A Linguagem egocêntrica
            Não há razão para que o egocentrismo cognitivo, caracterizado por suas centrações privilegiadas inconscientes, ou como nós preferimos simplesmente, por seu caráter de “indiferenciação de ponto de vista”, não se aplique igualmente às relações interindividuais, em especial aquelas mediadas pela linguagem. Para tomar um exemplo de adultos, certamente bem conhecido pelos psicólogos, um professor iniciante em atividade percebe, cedo ou tarde, que as suas primeiras aulas eram incompreensíveis [para seus alunos], porque ele, a maior parte do tempo, falava apenas de seu próprio ponto de vista, indo descobrir, pouco a pouco (muito laboriosa e lentamente), o quanto é difícil se colocar do ponto de vista de alunos incultos, mesmo quando se conhece bem a si mesmo e a matéria que leciona [afirmação incrível e verdadeira, para quem nunca esteve em sala de aula regularmente]. Segundo... toda arte da discussão consiste em se colocar no lugar do interlocutor, para tentar convencê-lo a partir de seus próprios argumentos, de outro modo a discussão é vã, como frequentemente se dá entre psicólogos.

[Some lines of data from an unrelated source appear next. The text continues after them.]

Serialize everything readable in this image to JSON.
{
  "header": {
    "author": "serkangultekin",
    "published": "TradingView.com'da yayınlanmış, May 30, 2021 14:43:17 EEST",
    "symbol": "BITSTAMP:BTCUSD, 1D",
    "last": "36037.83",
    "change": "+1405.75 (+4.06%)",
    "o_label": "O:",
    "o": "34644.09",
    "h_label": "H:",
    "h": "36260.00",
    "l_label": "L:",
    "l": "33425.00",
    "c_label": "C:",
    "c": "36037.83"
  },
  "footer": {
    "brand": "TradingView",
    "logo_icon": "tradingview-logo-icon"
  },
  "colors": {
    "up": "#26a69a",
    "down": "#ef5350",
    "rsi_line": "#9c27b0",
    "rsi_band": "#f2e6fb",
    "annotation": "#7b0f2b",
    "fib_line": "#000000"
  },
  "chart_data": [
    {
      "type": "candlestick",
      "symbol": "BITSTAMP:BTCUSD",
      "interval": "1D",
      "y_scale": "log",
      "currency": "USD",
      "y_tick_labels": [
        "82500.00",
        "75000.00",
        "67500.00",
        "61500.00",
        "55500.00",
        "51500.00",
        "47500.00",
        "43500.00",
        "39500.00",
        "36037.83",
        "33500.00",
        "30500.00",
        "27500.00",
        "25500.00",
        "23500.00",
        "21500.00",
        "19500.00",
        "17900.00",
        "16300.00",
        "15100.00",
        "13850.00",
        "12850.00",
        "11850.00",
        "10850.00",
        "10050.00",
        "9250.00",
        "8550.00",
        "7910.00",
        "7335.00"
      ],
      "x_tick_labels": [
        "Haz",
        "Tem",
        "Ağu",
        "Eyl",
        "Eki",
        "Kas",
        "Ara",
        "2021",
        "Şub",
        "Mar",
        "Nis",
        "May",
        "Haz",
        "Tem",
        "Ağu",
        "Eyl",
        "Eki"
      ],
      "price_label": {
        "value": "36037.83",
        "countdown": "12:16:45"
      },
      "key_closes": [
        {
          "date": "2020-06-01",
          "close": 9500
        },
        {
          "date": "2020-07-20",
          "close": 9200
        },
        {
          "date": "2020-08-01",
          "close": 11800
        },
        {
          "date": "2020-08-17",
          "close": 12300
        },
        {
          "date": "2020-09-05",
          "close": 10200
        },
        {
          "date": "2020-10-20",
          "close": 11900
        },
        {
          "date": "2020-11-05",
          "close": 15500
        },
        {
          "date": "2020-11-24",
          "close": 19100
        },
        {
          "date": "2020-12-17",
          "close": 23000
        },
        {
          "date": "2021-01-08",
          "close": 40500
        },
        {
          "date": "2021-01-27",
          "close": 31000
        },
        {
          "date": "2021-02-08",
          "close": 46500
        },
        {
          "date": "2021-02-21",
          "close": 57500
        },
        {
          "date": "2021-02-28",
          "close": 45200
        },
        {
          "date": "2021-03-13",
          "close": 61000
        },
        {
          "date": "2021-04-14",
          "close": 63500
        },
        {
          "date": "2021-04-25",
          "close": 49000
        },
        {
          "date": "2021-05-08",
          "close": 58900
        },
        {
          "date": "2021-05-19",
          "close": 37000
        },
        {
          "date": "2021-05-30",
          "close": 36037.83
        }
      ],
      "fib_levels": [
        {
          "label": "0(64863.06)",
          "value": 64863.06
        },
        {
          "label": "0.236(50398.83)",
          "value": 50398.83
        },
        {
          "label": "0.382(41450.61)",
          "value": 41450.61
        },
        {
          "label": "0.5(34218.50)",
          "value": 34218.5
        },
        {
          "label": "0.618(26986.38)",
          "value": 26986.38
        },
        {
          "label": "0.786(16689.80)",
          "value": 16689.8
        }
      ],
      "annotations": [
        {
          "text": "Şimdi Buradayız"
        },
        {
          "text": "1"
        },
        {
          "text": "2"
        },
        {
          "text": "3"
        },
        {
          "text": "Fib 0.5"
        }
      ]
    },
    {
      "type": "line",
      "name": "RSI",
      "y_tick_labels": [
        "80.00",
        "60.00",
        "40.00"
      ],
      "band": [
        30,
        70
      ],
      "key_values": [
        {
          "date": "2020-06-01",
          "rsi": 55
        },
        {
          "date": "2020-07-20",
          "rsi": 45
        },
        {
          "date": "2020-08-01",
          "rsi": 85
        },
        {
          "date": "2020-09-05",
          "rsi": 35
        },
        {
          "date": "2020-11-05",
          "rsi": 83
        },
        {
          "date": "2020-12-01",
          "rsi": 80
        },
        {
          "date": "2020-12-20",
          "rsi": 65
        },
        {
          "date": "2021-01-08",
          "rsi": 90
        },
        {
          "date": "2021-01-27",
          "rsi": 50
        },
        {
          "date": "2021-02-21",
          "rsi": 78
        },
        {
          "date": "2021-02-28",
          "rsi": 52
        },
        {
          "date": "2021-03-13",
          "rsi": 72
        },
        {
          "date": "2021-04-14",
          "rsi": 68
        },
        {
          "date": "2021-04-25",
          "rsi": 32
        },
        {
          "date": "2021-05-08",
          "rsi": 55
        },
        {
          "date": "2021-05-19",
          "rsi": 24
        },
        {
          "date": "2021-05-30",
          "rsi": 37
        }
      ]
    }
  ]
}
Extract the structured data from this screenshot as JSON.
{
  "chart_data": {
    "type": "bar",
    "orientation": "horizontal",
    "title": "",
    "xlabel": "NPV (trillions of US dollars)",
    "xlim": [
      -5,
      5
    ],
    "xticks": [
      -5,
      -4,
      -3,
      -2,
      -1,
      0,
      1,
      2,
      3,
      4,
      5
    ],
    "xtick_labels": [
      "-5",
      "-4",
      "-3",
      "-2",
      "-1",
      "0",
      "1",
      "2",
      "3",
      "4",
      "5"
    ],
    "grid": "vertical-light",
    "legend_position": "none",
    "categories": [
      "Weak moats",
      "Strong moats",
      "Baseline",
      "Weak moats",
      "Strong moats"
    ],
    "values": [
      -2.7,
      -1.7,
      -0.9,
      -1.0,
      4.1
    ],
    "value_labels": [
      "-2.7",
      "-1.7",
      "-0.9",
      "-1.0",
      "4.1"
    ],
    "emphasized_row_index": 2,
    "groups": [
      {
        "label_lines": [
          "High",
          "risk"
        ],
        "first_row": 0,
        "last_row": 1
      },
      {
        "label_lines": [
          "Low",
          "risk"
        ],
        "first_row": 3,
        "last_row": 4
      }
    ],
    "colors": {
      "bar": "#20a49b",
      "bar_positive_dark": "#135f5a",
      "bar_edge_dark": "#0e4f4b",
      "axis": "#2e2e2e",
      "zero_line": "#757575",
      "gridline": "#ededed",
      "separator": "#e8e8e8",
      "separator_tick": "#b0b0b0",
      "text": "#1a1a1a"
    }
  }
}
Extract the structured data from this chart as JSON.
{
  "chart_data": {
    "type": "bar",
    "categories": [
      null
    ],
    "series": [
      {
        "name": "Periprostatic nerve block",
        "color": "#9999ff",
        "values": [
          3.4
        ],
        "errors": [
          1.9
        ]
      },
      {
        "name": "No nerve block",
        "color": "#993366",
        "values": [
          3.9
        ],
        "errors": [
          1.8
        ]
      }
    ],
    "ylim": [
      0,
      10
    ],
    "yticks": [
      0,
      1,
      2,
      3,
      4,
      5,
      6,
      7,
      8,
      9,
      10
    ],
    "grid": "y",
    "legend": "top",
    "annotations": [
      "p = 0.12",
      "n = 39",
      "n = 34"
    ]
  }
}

            Ao estudar as relações entre pensamento e linguagem, do ponto de vista das centrações e descentrações cognitivas, eu procurei estabelecer se existia uma linguagem egocêntrica, em oposição a uma linguagem da cooperação propriamente dita. Em meu primeiro livro, “Linguagem e pensamento na criança”... eu dediquei três capítulos a esse problema... eu procurei confirmar os resultados por meio de experiência sobre a compreensão das crianças a partir de uma explicação causal. Para esclarecer esses fatos, essenciais para mim, eu fiz um inventário da linguagem espontânea entre as crianças, procurando dissociar a parte dos monólogos [quando a criança fala sozinha, como se estivesse diante de um amigo invisível] e monólogos coletivos [quando as crianças, mesmo juntas, falam sozinhas para si mesmas, sem escutar ou responder o que as outras estão dizendo], por oposição às comunicações adaptativas, na esperança de encontrar aí em algum tipo de medida do egocentrismo verbal.
            .........
            Antes de retornar a Vygotsky, eu gostaria de destacar aquilo que há de “positivo” e “negativo” entre os inúmeros fatos levantados tanto por meus “seguidores” [followers, no original] como por meus numerosos contraditores: 1) as medições feitas sobre a linguagem egocênctrica mostraram que existe uma tão grande variedade, conforme o ambiente e a situação, que é impossível achar uma medida confiável, seja do egocentrismo intelectual ou mesmo do egocentrismo verbal; 2) o fenômeno, o qual se tentava testar a frequência relativa em crianças nos diferentes níveis de seu desenvolvimento, e sua diminuição com a idade, não pode ser contradito porque ele ainda é mal compreendido: expresso em termos de centração deformante sobre a própria ação e de descentração, se mostrou bem mais significativo no terreno das ações mesmas, e de sua interiorização na forma de operações intelectuais, do que da linguagem, mas ainda é possível que um estudo centrado nas discussões entre crianças, e sobretudo nas condutas (acompanhadas de linguagem) de verificação e argumentação forneça índices métricos confiáveis.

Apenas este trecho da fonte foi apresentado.